HD 108063

Observation data Epoch J2000.0 Equinox ICRS
- Constellation: Centaurus
- Right ascension: 12^{h} 25^{m} 08.518^{s}
- Declination: −42° 30′ 51.53″
- Apparent magnitude (V): 6.09

Characteristics
- Evolutionary stage: subgiant
- Spectral type: G5III + F/G
- B−V color index: +0.652±0.002

Astrometry
- Radial velocity (R_{v}): 34.48 ± 0.16 km/s
- Proper motion (μ): RA: −135.319 mas/yr Dec.: −22.538 mas/yr
- Parallax (π): 19.0734±0.0231 mas
- Distance: 171.0 ± 0.2 ly (52.43 ± 0.06 pc)
- Absolute magnitude (M_{V}): +2.44

Details
- Mass: 1.622±0.001 M_{☉}
- Radius: 2.51±0.05 R_{☉}
- Luminosity: 8.42±0.27 L_{☉}
- Surface gravity (log g): 3.69±0.08 cgs
- Temperature: 6,150±123 K
- Metallicity [Fe/H]: 0.55±0.04 dex
- Rotational velocity (v sin i): 5.4±1.0 km/s
- Age: 1.85±0.07 Myr
- Other designations: CD−41 7163, HD 108063, HIP 60591, HR 4721, SAO 223426

Database references
- SIMBAD: data

= HD 108063 =

Star in the constellation Centaurus

HD 108063 is a star that lies 171 light-years away in the constellation of Centaurus. The star is not particularly noteworthy except for its high heavy element content.

==Properties==

HD 108063 is a somewhat bright star that lies in an area of the southern sky towards the middle of Centaurus. It has not been studied particularly extensively, but was identified as modestly high proper motion star during the previous century. With a Gaia Data Release 3 parallax of 19.0 mas, it lies at a distance of 52.4 parsecs, so the star is relatively nearby. It has been classified as a G5III or G4IV star, and evolutionary models place it on the subgiant branch.

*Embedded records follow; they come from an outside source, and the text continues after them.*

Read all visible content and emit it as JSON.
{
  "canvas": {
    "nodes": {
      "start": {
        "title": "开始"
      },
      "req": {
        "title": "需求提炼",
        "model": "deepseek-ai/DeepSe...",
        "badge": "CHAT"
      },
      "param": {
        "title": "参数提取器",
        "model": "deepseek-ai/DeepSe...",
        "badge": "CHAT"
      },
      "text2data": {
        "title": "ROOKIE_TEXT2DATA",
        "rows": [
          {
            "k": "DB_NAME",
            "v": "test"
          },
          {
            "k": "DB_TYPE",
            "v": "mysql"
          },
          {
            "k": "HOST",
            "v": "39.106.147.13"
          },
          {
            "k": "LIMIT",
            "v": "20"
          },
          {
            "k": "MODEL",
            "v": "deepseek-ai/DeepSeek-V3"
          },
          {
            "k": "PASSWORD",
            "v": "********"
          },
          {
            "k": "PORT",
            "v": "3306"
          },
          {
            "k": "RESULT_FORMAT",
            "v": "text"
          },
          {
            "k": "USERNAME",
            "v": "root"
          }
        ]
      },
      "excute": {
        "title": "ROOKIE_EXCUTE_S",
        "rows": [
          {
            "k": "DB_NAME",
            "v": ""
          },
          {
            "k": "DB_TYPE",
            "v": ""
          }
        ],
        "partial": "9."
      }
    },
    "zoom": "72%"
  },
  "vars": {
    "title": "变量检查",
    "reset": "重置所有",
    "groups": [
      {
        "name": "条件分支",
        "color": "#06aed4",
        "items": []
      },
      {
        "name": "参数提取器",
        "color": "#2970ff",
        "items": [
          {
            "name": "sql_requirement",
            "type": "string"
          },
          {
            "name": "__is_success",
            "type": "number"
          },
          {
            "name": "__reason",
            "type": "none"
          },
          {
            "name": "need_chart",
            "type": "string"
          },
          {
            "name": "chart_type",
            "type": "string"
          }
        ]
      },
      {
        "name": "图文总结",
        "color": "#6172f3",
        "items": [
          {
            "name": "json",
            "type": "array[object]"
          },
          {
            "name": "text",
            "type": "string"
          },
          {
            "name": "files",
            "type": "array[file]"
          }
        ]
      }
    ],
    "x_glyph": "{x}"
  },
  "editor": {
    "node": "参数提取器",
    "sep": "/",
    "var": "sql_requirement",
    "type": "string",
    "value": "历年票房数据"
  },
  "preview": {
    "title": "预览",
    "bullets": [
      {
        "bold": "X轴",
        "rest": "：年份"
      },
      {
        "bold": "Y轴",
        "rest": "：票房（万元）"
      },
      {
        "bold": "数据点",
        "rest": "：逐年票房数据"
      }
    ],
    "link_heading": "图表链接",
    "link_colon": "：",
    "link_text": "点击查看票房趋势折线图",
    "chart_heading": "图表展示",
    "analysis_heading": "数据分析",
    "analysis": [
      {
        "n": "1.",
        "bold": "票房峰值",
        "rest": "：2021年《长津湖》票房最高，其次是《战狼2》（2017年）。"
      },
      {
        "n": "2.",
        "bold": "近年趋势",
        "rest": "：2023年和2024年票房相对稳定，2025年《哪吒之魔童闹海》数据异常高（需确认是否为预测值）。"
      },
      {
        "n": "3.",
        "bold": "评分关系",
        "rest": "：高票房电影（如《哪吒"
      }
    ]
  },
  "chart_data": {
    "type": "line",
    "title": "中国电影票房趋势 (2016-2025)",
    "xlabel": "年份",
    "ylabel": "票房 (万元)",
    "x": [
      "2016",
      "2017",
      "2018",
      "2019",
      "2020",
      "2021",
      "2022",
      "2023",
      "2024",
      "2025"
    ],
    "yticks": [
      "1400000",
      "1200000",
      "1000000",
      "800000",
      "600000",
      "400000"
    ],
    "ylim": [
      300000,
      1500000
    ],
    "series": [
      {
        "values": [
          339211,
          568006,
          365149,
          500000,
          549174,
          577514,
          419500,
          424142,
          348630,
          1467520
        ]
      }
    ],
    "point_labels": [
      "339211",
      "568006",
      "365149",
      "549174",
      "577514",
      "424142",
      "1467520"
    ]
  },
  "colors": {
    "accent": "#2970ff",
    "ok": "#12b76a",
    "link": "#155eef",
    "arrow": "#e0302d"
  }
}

HD 108063 has a high metallicity, with [Fe/H] being about 0.55 dex, which corresponds to a metallicity of 3.54 times the solar value. This is one of the highest metallicities for any known star, and is identical to 1σ to the Fe/H of HD 126614 (0.56±0.04 dex) and HD 177830 (0.55±0.03 dex).